Actually, the name does relate back to Edwin Hubble. We previously worked together on an internal data tool called Telescope (it was used for annotating medical images for computer vision). The telescope project slowly evolved into the product we have today. So we changed the name to our favourite telescope. I have a fondness for the Hubble telescope: there was a huge poster of it on the way into the computational physics dept. and takes me back to the grad school days!

The main thing is to be mindful of keywords you target. Don't do as another commenter suggested and target hubble data[0] unless you apply what you make to actual Hubble data. Like AWS did with its Open Data thing that comes up for that keyword.

The telescope is older than the web and is what every single person on the planet with some access to space-related media thinks of when they think of Hubble. Think long tail, not one or two keywords. Hubble data is out unless you go with a telescope-related project, but you already rank indirectly for hubble data warehouse.

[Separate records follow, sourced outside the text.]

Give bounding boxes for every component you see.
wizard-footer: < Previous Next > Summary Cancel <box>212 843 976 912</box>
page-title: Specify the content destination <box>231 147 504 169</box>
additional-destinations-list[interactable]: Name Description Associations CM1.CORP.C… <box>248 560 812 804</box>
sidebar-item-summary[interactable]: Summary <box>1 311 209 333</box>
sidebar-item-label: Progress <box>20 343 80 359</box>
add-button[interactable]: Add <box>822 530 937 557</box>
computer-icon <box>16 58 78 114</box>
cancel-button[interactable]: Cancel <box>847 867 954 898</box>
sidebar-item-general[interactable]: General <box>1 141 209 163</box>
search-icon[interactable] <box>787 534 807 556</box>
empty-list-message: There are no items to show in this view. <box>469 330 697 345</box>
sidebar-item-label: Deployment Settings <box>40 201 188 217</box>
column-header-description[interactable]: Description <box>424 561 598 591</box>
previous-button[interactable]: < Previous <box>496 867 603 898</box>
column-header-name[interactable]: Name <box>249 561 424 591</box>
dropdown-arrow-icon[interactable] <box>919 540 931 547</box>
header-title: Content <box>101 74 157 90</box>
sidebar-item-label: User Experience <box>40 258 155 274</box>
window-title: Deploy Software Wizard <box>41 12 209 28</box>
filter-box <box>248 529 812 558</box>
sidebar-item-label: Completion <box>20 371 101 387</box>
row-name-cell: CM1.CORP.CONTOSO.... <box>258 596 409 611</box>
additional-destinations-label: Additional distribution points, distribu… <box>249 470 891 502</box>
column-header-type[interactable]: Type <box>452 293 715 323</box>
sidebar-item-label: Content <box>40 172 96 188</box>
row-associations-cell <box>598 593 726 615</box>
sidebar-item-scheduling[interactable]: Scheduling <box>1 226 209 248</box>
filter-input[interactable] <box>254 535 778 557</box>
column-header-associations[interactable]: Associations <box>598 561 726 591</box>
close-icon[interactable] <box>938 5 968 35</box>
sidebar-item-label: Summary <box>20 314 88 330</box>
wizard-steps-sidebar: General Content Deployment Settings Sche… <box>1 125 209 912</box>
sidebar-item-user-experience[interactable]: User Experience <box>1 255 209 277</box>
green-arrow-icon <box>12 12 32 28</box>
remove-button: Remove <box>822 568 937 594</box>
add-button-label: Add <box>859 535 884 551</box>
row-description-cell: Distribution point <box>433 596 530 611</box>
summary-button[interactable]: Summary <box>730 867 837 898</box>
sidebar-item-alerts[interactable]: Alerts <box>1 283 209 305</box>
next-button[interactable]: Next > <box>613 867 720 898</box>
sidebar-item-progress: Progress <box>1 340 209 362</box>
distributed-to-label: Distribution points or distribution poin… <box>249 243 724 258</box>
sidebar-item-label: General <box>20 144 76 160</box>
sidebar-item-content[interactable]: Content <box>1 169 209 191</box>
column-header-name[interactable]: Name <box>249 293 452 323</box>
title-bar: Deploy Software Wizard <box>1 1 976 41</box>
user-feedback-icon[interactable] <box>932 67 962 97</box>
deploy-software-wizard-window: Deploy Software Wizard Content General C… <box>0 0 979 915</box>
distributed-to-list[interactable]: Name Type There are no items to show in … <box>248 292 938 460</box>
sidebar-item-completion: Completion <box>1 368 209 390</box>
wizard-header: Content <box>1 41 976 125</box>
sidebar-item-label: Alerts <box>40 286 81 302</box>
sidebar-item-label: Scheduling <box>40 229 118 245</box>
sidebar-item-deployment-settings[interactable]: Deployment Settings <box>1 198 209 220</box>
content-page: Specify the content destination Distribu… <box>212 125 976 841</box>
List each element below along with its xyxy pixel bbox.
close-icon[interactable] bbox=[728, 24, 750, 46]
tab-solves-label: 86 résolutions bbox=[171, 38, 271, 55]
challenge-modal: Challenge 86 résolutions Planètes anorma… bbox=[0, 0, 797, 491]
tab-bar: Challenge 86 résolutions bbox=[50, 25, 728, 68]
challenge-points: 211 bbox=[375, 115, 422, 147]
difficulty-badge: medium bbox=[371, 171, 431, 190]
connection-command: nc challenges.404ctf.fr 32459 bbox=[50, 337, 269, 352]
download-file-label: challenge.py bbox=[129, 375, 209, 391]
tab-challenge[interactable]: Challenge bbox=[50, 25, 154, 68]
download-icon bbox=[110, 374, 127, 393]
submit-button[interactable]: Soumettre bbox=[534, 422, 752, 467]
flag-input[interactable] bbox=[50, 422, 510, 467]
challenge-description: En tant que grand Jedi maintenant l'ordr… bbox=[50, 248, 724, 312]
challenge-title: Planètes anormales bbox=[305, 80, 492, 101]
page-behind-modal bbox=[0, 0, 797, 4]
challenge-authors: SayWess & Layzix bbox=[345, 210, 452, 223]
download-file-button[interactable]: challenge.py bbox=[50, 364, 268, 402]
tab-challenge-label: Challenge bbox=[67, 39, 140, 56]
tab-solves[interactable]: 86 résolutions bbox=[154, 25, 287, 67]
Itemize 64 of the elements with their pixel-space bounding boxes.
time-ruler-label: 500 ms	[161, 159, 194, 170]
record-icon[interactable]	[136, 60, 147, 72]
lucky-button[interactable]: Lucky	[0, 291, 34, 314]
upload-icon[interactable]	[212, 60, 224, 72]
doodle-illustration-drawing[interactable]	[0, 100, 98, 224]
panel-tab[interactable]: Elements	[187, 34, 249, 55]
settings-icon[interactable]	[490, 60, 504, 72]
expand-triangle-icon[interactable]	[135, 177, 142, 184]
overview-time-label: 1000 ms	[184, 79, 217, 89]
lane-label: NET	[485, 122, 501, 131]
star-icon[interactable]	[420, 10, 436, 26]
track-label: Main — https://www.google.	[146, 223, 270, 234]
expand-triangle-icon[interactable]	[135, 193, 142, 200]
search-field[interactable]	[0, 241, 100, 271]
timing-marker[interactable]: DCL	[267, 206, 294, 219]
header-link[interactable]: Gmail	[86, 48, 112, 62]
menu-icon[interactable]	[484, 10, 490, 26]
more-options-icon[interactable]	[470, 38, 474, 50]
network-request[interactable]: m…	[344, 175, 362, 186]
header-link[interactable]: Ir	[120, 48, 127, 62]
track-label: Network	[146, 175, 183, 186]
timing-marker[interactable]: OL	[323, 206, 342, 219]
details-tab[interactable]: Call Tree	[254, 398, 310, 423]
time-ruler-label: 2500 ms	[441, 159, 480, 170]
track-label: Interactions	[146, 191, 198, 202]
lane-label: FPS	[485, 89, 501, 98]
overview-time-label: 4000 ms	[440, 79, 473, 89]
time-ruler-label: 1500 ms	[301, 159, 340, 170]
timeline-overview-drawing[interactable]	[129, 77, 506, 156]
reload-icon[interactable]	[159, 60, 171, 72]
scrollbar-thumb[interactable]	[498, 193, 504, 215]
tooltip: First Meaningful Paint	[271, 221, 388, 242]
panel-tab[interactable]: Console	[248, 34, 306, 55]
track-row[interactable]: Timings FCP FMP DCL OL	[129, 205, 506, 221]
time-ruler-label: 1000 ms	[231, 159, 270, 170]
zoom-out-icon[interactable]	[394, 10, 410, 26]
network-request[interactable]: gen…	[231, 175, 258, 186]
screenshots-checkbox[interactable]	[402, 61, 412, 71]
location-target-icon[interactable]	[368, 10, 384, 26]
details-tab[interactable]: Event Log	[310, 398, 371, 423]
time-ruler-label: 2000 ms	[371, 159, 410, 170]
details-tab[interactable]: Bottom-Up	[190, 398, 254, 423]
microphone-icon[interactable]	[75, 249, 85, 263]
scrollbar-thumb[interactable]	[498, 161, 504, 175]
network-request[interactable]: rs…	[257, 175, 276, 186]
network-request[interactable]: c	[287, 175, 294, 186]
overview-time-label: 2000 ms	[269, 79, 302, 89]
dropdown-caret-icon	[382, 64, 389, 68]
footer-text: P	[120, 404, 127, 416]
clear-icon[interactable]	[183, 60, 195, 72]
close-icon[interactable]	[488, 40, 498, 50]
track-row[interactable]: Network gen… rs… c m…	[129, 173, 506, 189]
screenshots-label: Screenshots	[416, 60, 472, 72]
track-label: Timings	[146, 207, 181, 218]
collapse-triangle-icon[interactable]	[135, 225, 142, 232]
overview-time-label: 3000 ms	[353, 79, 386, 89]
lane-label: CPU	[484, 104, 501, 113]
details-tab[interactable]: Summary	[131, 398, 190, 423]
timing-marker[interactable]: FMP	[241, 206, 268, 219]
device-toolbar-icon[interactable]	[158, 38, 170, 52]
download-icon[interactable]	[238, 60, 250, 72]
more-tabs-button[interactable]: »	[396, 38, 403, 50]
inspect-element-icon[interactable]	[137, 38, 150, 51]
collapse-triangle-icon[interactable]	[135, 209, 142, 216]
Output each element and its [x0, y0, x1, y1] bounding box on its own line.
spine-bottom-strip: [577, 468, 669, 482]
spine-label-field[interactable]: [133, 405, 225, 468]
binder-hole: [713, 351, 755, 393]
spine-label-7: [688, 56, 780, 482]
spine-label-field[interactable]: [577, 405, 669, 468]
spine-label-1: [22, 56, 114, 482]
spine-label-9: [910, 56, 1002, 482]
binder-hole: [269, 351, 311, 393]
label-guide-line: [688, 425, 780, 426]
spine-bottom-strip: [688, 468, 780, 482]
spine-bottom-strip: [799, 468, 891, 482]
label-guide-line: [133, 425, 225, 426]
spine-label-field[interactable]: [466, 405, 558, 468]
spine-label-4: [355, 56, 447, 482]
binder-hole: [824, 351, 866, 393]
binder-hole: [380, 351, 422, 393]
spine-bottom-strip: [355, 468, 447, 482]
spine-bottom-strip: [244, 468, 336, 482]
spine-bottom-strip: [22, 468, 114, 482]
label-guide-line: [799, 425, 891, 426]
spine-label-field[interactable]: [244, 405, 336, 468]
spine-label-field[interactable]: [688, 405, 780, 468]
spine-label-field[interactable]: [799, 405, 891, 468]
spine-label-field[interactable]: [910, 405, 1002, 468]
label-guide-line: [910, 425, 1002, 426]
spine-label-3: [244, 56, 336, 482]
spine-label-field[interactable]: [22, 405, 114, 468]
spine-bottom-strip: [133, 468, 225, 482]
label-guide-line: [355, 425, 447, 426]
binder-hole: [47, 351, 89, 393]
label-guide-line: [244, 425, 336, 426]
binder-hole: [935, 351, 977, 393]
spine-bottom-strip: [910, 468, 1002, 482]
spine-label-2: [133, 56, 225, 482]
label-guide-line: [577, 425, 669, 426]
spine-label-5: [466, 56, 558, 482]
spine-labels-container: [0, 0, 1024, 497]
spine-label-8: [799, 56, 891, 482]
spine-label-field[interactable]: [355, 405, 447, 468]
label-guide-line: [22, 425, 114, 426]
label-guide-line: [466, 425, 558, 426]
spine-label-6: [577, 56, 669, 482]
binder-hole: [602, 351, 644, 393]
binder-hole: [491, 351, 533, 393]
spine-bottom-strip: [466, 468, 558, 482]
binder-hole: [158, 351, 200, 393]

[0] https://news.ycombinator.com/item?id=24229880

As the person you may be referring to, I'd like to clarify that I was not in any way suggesting they target "hubble data." It was just an example of how a user might modify their search if they were looking for this company but found telescope content instead.

There's no sense in doing SEO for your company name, unless you're at the point where competitors are trying to outrank you for your own company name. (Which is a pretty good tactic, actually: https://www.gkogan.co/blog/alternative-pages/.) So don't target "hubble," don't target "hubble data," don't target "hubble the YC company I saw on HN a while back," don't worry about it. Try and catch the people searching for use cases or solutions instead.

>> "As the person you may be referring to"

Nope. I was referring to the person I replied to who believed that it would rank for this keyword in a few weeks.

Yeah it immediately brings to mind https://hubblestack.io/
I'm sure Jobs and Woz heard similar...
Yes of course, because of how important search engine optimization was in 1976. Nothing has changed in the business environment between now and then.
I signed up and I think the concept is promising. It was very easy to add a couple of tests. SQL interface is handy and convenient, but sometimes still limited. It would be good to add a support for some custom scripts (i.e. Python, R). Another important thing for my team would also be seamless integration with other tools (i.e. email, SMS, Slack) to notify the team about the failed test(s).
+1 for alleviating data scientists/engineers of boring, repetitive manual tasks and empowering them to focus on the more challenging stuff
What does the tech stack look like?

Is there any caching for those situations where you may read the same historical data over & over?

Yes, we store the historical value of each test so you can always scroll back through time and see the state of the data warehouse at any given point.

For example, if you have a test that counts the number of rows "COUNT(*)" - that value will be recorded. So you can look back an hour/day/week and see how many rows the table had without executing any SQL. These values are stored in a time series db, so querying history is fast.

Our tech stack: monolith backend in python + postgres + react. The test themselves are all SQL queries and run in the data warehouse.

Do you have/think you need an on-prem version?
Yes we can run the whole stack on-prem. We realised very early that on-prem would be needed for many users. So we've made it easy to spin up Hubble in a k8s cluster in your cloud or on bare metal.